OLAY: Son olarak CHP kongreler sürecine hazırlanıyor. Nasıl bir anlayış ve ilkelerle bu kongreler sürecine girilecek, nasıl planlamalar yapılacak?

Muharrem Erkek: Şimdi, CHP’de kongreler süreci çok önemlidir. Takvim, yani kongreler sürecinin başlangıcı ve bitimi, MYK tarafından belirlenecek. Önümüzdeki aylarda kongreler takvimini başlatacağız, ama biraz zamana yayma ihtimalimiz var. Kısa bir zamanda değil de, biraz daha zamana yayarak, kongrelerimizi sağlıklı bir şekilde gerçekleştirmeyi planlıyoruz. Çünkü bir program hazırlığına başlıyor Cumhuriyet Halk Partisi. Mevcut programımız çok uzun, daha çağdaş, Türkiye’nin ve dünyanın, bölgemizin sorunlarını tespit eden ve onlara çözüm önerileri getiren, çözüm üreten, çok iyi bir sosyal demokrat programa ihtiyacımız var.
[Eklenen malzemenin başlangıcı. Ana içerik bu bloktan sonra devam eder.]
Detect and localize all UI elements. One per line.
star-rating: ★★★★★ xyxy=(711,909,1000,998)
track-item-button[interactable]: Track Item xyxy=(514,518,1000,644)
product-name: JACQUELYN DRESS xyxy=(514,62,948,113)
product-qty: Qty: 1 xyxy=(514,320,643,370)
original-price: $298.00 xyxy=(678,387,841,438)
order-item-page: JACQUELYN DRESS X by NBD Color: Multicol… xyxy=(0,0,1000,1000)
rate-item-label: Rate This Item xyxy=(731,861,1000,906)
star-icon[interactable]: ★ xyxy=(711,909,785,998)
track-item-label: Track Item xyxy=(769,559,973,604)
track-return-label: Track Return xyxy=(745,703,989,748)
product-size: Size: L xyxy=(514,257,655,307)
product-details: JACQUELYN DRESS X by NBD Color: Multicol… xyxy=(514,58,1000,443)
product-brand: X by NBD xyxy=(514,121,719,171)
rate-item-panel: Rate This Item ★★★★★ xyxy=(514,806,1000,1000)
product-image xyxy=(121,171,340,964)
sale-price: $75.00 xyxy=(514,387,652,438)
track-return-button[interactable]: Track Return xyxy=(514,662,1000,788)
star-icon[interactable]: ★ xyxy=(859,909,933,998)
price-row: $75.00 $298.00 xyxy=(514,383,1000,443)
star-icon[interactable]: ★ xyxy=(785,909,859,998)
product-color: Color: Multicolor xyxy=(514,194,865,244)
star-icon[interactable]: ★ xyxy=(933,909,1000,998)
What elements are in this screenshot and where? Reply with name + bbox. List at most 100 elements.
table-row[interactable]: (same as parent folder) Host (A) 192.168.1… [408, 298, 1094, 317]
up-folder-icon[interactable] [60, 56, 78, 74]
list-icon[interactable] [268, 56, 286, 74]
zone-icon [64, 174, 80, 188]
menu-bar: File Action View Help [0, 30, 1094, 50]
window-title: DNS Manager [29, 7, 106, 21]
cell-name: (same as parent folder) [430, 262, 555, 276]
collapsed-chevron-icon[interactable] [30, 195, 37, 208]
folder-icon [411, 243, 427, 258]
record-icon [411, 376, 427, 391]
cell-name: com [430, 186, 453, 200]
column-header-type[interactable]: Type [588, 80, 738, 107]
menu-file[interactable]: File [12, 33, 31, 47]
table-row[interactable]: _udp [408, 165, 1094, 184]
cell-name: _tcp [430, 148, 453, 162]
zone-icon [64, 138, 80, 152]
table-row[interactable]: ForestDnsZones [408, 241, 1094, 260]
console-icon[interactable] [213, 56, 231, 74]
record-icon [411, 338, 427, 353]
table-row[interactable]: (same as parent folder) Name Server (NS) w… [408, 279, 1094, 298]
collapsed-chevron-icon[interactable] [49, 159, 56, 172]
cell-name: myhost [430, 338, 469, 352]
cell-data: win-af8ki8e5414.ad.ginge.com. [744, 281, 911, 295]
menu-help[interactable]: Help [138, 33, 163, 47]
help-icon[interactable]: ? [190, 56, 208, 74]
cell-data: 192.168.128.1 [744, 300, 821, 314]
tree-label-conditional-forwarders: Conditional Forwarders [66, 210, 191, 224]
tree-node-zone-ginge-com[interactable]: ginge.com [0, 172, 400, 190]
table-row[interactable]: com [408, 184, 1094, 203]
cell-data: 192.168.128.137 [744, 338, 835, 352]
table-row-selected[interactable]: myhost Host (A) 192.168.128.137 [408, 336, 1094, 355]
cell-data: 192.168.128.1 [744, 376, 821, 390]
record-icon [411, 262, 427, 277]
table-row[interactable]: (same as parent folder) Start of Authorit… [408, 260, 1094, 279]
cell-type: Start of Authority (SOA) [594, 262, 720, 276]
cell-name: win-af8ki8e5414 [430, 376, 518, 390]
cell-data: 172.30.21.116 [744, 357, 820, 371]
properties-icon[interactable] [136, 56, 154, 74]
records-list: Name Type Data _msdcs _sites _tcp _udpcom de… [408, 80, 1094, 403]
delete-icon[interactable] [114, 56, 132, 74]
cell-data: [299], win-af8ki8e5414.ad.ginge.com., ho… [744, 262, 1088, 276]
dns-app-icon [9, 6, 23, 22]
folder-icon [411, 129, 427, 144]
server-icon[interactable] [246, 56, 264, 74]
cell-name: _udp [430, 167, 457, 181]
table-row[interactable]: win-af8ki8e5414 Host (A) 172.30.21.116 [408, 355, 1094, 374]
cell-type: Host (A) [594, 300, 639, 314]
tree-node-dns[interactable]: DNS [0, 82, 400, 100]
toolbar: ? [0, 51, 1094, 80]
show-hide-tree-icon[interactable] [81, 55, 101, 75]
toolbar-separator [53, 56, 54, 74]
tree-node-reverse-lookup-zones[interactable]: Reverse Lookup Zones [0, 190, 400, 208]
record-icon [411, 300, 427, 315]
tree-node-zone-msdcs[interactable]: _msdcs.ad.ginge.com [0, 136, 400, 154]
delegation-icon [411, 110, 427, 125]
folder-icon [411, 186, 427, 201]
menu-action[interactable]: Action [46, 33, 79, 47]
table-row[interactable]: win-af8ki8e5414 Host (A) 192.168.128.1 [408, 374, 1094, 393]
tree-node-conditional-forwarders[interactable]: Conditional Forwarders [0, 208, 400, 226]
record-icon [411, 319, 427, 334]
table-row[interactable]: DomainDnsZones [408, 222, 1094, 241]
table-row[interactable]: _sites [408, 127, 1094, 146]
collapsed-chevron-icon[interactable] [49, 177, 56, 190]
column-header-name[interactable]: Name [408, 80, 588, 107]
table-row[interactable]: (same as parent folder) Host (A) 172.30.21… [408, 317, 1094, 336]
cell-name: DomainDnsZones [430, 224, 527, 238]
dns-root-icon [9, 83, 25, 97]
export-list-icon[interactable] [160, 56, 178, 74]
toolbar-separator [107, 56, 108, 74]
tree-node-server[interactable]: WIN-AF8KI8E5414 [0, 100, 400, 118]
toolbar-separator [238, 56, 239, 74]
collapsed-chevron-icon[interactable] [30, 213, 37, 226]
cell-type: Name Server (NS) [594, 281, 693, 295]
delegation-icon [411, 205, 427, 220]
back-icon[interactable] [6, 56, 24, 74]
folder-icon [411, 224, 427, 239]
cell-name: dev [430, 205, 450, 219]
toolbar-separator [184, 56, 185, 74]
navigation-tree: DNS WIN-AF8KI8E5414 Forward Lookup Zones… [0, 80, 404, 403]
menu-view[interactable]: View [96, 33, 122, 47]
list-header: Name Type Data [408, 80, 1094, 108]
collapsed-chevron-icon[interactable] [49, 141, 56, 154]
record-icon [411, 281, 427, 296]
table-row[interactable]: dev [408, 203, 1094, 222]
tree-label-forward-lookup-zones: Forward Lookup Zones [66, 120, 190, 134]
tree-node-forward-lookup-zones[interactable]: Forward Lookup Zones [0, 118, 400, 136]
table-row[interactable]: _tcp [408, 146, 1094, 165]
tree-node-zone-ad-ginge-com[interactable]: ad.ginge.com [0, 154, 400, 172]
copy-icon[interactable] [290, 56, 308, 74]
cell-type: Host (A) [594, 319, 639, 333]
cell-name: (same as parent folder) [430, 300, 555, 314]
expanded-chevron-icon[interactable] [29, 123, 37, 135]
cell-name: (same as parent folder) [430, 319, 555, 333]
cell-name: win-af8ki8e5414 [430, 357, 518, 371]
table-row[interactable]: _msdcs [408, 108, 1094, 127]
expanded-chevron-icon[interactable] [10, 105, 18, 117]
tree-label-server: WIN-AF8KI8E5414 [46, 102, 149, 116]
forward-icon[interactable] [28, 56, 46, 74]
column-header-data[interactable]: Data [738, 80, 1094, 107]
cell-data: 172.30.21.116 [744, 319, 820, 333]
Daha kısa, daha net, daha rahat okunabilen yeni bir program hazırlığına başlıyor Cumhuriyet Halk Partisi. Bu süreçte o program hazırlığını yapacağımız için, kongreler takvimi de daha zamana yayılabilir. Biz ilçe ve il kongrelerimizde bunu tartışacağız. Çok katılımcı bir süreçten geçireceğiz program hazırlığımızı, program kurultayı ayrı da olabilir, olağan kurultayla birlikte de olabilir. Belki olağan kurultayımızı iki gün değil de dört günde de yapılabilir. Bunların hepsini MYK’de konuşacağız ve takvimi belirleyeceğiz. Bu kongreler sürecinde tabi ki demokratik mücadeleler olacak, Cumhuriyet Halk Partisi çok daha güçlenerek yoluna devam edecek. Çünkü bizim mücadelemiz demokrasi mücadelesi, bizim mücadelemiz hak-hukuk-adalet mücadelesi. Kongreler sürecini çok sağlıklı geçirip, önümüzdeki genel seçimlerde halka çok daha fazla güven vererek iktidar yürüyüşümüzü gerçekleştireceğiz.